The other three scoring systems for evaluating constipation using an abdominal radiograph also had good sensitivity and specificity results in the original publications [24]. However, when in a subsequent evaluation a ROC curve was obtained, the AUC of the Leech score did not exceed 0.68 [5]. For the Barr and Blethyn scores the AUC obtained was 0.84 and 0.74 respectively, when scoring was done by an experienced radiologist, but lower when performed by a student or trainee [6]. Interestingly, in our study more experience did not result in an improved AUC. The best AUC, 0.72 for the Starreveld and 0.63 for the Barr score, was obtained by the student. This AUC, which is still far from ideal, is similar to values obtained by others for the Leech, Blethyn and Barr scores [5, 6].

In our study interobserver variability for both the Starreveld and Barr score was not good.

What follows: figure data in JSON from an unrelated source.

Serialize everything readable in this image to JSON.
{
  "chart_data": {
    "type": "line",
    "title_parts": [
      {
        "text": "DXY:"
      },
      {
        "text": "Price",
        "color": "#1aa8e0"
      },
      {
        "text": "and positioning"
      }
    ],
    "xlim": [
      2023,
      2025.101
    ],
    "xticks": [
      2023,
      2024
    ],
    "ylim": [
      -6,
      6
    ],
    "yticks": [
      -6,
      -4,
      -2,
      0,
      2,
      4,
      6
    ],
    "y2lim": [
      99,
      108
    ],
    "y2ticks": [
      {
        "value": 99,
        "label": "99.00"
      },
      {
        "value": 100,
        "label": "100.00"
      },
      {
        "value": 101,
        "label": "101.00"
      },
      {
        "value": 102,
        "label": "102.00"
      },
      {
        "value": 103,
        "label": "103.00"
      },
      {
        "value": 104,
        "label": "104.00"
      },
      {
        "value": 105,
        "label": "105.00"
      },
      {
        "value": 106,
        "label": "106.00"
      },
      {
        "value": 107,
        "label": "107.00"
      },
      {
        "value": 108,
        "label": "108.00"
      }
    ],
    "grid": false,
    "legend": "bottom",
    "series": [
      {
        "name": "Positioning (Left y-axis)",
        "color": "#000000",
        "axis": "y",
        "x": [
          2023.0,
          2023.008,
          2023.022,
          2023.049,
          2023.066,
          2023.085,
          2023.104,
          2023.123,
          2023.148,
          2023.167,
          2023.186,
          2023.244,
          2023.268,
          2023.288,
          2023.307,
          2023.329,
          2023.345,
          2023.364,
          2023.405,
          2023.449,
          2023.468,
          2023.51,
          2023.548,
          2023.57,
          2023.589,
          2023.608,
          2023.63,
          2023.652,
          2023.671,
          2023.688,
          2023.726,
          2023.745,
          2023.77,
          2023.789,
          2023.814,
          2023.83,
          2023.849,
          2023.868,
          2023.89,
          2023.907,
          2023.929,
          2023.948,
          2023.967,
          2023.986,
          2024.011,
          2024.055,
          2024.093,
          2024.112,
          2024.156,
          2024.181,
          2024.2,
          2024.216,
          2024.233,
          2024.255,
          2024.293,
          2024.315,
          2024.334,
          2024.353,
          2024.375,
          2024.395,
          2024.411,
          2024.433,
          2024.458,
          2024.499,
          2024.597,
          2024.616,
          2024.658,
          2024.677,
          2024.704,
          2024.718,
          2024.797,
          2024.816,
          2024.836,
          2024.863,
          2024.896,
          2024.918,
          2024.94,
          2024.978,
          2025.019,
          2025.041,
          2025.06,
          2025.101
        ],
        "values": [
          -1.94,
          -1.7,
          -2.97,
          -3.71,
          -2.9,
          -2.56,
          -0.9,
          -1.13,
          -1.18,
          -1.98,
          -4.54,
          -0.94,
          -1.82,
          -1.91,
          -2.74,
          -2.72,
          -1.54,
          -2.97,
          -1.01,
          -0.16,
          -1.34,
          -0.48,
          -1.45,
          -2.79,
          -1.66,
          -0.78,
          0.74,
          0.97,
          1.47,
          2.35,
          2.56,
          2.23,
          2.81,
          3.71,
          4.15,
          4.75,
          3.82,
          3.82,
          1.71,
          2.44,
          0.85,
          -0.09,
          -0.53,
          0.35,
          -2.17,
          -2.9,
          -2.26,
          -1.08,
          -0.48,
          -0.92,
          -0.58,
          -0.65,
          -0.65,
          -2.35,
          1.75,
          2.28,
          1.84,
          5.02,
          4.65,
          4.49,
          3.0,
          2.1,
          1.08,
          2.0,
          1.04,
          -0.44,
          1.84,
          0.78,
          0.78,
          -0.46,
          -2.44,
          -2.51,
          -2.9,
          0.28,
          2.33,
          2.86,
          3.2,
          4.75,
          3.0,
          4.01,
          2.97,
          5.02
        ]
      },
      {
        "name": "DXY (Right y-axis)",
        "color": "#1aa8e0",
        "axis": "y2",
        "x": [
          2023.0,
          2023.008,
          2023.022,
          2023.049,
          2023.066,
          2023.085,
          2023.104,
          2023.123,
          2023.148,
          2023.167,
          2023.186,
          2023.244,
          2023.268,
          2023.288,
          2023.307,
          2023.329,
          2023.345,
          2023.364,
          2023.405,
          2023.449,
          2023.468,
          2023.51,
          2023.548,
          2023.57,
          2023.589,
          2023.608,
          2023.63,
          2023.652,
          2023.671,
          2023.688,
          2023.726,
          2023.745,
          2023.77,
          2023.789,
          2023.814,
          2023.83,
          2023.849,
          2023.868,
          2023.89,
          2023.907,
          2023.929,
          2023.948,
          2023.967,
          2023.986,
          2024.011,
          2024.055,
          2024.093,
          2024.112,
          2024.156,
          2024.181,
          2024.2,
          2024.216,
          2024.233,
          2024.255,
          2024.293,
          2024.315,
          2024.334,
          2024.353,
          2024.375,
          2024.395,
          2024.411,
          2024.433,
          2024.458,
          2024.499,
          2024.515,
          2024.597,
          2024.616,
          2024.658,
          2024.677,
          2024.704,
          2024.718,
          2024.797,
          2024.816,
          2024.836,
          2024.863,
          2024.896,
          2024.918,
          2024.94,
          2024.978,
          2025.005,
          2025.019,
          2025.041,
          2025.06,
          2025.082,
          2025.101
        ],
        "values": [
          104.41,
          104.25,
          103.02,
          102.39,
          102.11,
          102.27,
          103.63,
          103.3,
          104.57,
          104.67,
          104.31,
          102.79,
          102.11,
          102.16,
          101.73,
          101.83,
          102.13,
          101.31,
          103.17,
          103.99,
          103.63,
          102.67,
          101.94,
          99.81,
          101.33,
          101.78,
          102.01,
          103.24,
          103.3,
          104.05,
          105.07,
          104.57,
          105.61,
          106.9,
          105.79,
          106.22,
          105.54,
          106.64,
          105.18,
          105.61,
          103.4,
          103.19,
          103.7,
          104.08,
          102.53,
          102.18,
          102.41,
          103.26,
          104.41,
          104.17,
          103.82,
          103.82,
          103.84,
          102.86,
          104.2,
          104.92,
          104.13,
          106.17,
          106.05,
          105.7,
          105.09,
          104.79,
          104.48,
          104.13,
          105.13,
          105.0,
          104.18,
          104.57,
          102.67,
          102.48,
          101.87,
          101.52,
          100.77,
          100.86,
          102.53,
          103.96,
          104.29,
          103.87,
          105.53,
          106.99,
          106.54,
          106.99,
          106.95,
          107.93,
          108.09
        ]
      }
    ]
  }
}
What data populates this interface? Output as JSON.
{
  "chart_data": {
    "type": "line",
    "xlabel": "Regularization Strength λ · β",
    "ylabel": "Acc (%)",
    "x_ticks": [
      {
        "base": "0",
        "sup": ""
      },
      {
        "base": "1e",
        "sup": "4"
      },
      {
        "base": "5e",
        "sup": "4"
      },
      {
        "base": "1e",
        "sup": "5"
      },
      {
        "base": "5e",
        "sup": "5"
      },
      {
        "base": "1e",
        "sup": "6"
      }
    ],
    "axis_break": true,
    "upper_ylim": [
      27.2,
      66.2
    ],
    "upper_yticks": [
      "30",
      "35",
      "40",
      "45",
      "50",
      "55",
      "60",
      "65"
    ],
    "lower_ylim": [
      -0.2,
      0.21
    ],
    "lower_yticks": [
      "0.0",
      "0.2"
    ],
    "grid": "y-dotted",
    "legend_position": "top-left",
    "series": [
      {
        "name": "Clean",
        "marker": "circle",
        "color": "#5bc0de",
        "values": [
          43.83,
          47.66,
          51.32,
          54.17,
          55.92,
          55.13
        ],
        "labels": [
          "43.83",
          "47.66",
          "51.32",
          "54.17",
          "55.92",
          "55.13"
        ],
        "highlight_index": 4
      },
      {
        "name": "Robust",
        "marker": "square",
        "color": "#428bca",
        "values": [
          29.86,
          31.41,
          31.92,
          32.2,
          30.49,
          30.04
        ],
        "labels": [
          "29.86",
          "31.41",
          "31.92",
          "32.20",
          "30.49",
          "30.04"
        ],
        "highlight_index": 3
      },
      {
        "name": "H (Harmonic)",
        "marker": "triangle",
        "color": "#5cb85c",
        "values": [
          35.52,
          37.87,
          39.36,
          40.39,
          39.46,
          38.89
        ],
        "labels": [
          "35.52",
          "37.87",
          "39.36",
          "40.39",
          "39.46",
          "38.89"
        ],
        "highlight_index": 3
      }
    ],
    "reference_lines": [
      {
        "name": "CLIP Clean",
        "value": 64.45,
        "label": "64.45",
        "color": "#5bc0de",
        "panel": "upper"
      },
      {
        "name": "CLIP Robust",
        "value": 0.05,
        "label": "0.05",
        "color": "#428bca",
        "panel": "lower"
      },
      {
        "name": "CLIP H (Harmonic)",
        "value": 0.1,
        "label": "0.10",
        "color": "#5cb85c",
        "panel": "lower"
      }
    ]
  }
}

Similar results were obtained by others for both Barr and Blethyn scores, although the Leech score performed unexpectedly well in another evaluation [57]. However, we and others found a good agreement between the two evaluations of the same observer at different time points [5, 7]. Obviously each observer develops their own interpretation of the original guidelines, resulting in considerable interobserver variability. However, each observer remains consistent in time given the acceptable intraobserver agreement.

Conclusion

The four scores developed for evaluating constipation using an abdominal radiograph did well on initial evaluation [24, 10]. However, on subsequent independent evaluation, both in the current study and in others, these good initial results could not be repeated [5, 6]. Given both the suboptimal AUC and the large interobserver variability the abdominal radiograph should not be part of the routine work-up of childhood constipation.